Gertrude tries to convince Newman to join the Union Crusaders or move away from the neighborhood, but true to his character, he cannot do either. He can neither join the organization (when he attempts to do so, he looks too “Jewish” and they assume he’s a spy), nor does he condemn them.

Newman develops the “correct” sight only in the last five minutes of the film. And even then, he only reports his own victimhood, having been attacked minutes earlier; he says nothing about having witnessed the attack of the woman nor the attack on Finkelstein. This is not a protagonist we yearn to identify with. For much of the film, the only character we do not despise is the underdeveloped Finkelstein. The spectator is abandoned.

Although the film makes overt nods toward an enlightened reading of race relations, the narrative treads in ideologically murky waters. It seems to be standard practice in Hollywood to represent the troubles of a minority group by displacing them onto a member of a dominant group (gender: “Tootsie”; class: “Trading Places”). Here, we see all the prejudice of anti-Semitism levied against a gentile.

This narrative practice suggests that audiences can better identify with a member of their “own” and, through that, will see the horrors of living life as an “other.” But in exploiting this practice, the film refuses to tell truly the story of anti-Semitism. It says that anti-Semitism’s true crime is that even non-Jews who look Jewish are harassed.

I hope, however, that people go to see this film. Its stilted language and too obvious symbolism notwithstanding, it has a great cultural value today: compare the rhetoric of the anti-Semitic Union Crusaders (“we all know who they are,” “we must protect our Christian values,” “the destruction of the American way of life”) with the words of our dear President Bush (“Today, our way of life, our very freedom came under attack,” “We will rid the world of evil-doers,” “This crusade — is going to take awhile”).

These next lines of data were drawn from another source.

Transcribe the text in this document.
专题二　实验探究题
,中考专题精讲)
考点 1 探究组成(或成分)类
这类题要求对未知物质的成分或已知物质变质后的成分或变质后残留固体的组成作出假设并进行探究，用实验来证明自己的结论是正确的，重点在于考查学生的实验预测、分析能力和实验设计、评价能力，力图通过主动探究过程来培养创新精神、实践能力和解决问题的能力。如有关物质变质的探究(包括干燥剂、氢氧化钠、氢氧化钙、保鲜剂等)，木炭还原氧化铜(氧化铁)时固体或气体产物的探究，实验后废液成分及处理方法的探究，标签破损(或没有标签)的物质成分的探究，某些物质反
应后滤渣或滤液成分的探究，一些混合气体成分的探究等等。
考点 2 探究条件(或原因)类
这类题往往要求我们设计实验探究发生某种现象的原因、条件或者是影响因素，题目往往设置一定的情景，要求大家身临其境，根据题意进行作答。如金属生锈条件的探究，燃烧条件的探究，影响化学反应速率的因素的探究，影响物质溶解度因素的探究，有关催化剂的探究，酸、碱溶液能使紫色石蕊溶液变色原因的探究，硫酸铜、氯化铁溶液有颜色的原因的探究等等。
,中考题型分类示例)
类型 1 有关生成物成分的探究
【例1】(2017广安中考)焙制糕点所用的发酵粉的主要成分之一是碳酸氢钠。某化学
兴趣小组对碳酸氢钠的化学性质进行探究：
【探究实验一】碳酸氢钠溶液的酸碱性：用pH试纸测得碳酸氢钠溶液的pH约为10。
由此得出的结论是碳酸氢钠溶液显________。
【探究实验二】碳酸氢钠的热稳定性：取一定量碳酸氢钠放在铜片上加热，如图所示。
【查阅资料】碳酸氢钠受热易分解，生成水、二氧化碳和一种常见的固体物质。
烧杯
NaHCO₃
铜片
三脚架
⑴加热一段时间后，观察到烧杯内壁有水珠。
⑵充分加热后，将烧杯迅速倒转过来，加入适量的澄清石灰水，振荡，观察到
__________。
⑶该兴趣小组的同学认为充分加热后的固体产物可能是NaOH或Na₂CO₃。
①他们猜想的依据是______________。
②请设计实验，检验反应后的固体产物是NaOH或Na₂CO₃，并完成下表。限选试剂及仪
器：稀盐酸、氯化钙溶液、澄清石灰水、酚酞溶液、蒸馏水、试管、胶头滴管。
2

Lest Americans think that the fetishized American flags and posters reading “God Bless America” flying right now automatically symbolize morality, let them remember that we live in a country where that very rhetoric was appropriated for troubling and immoral ends. If “Focus” serves as a timeless lesson on the dangers of conformity, let it also serve as a warning against blind patriotic fervor.